The point is that there are numerous rules that unsafe semi drivers break that lead to bad accidents. A jury is much more inclined to award a full verdict for damages if they can see clear rules that were violated by the defendant.

Even soft tissue cases against tractor-trailer companies have significant value. Examples of smaller trucking cases in the last year:

  1. $7800 in medical bills for a separated shoulder. $27,000.00 settlement
  2. $8800 in physical therapy bills. $54,000 settlement
  3. $28,000 in physical therapy bills and epidural injections weakened by the fact the client was very sick with AIDS. $75,000.00
  4. $16,000 in bills for physical therapy and an orthopedist. $85,000.00.

What’s the Difference between a lawyer with significant trucking case experience and someone who just dabble?

Immense for the client.

In a case settled in October 2014 by a law firm we will not name, the lawyer under settled the case because they are inexperienced at trial.

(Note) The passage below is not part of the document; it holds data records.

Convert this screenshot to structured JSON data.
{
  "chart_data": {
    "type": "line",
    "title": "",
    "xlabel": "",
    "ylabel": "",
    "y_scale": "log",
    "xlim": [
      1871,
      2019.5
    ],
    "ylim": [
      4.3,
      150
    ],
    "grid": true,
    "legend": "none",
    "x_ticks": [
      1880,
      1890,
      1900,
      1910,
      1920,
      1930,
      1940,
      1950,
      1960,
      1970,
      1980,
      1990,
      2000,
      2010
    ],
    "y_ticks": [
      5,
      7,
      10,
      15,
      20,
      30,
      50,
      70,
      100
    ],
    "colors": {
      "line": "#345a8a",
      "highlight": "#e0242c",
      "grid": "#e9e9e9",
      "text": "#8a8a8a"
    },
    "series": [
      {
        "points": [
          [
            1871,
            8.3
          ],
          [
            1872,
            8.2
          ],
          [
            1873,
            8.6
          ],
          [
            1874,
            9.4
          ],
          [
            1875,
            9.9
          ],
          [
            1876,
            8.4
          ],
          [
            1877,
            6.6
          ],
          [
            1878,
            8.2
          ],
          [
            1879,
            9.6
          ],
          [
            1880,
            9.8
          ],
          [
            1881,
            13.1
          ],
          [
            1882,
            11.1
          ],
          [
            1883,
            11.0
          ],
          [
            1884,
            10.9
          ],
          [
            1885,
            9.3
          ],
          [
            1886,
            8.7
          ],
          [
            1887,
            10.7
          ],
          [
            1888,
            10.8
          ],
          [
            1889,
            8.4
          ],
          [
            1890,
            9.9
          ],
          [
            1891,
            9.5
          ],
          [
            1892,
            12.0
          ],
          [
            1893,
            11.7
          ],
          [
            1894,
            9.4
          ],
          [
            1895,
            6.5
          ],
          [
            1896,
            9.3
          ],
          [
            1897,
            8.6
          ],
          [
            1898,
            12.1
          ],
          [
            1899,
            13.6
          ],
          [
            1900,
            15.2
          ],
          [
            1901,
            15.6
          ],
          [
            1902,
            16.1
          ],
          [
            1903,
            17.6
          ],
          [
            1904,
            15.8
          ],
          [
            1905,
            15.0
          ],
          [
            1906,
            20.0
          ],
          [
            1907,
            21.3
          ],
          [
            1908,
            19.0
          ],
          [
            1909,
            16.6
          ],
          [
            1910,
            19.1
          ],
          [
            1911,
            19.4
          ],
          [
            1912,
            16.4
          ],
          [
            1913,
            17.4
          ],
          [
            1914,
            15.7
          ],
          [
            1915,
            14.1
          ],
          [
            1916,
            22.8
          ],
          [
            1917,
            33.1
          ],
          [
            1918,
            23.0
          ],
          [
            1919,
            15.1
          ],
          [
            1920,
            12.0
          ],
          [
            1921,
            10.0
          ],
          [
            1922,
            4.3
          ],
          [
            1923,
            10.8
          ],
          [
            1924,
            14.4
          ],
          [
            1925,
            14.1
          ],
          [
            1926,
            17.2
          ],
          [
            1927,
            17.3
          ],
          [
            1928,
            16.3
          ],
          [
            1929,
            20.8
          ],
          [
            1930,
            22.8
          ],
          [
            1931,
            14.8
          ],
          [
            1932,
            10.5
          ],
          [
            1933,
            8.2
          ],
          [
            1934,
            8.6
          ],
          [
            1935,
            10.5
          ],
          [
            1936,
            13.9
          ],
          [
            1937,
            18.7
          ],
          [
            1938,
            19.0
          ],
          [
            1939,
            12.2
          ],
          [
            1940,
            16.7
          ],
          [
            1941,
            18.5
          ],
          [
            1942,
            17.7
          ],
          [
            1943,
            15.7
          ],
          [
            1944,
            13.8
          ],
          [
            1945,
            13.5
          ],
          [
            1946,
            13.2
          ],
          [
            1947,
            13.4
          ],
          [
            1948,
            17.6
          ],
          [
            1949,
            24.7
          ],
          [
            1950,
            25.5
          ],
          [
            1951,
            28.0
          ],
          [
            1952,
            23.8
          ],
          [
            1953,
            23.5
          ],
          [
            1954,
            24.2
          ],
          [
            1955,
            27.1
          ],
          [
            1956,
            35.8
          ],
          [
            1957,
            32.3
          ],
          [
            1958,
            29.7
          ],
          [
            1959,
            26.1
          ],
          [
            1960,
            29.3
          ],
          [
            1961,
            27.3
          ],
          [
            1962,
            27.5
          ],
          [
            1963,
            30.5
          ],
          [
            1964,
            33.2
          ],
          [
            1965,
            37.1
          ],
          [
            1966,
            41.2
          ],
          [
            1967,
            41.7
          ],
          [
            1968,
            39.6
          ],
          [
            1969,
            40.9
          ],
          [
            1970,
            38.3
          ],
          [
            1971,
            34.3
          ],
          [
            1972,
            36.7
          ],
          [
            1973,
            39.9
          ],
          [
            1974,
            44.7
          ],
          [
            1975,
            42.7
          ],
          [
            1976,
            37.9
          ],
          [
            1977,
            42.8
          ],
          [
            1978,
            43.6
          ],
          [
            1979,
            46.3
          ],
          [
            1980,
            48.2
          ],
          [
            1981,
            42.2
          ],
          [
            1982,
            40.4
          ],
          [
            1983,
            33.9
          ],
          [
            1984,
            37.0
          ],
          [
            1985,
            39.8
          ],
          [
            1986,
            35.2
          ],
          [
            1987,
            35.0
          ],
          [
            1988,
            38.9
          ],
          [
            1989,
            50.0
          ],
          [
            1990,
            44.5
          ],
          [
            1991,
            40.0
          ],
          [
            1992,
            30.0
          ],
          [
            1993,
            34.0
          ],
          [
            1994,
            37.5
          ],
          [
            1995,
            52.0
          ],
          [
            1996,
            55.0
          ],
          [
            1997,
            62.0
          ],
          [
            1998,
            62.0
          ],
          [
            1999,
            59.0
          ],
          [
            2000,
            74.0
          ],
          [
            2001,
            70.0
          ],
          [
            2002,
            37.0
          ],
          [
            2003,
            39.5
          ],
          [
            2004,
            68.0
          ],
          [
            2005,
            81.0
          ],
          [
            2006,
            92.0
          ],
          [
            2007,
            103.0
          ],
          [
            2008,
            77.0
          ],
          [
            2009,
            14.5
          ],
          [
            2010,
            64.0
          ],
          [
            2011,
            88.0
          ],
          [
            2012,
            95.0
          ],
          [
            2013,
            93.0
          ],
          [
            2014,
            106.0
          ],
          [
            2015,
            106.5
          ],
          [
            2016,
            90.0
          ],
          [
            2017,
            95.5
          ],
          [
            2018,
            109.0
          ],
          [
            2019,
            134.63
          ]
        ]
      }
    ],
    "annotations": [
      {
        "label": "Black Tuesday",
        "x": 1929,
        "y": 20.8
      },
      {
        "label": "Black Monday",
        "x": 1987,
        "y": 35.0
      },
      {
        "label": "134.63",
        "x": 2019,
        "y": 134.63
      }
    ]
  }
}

The facts were a bobtail tractor-trailer sideswiped a car. Liability was admitted. The plaintiff had er care followed by a double level cervical fusion. That is a very serious surgery with lifelong implications. The plaintiff had $160,000 in medical bills. The lawyer settled the case for $390,000. For a tractor-trailer defendant with major surgery, the value should have been at least $750,000, if not $1,250,000. The reality is, there are a lot of lawyers with no backbone who would rather take less than half the value rather than associate a competent trial lawyer. As a plaintiff, you need to demand to see evidence that the lawyer you are working with actually tries cases in a courtroom. Ask them who their last Judge was and call the Judge’s office to confirm the case was tried to jury.

The bottom line is when you are considering hiring a lawyer for an Atlanta tractor-trailer accident, sit down with them in person and ask detailed questions about their strategy and mastery of the rules applicable to commercial truck drivers.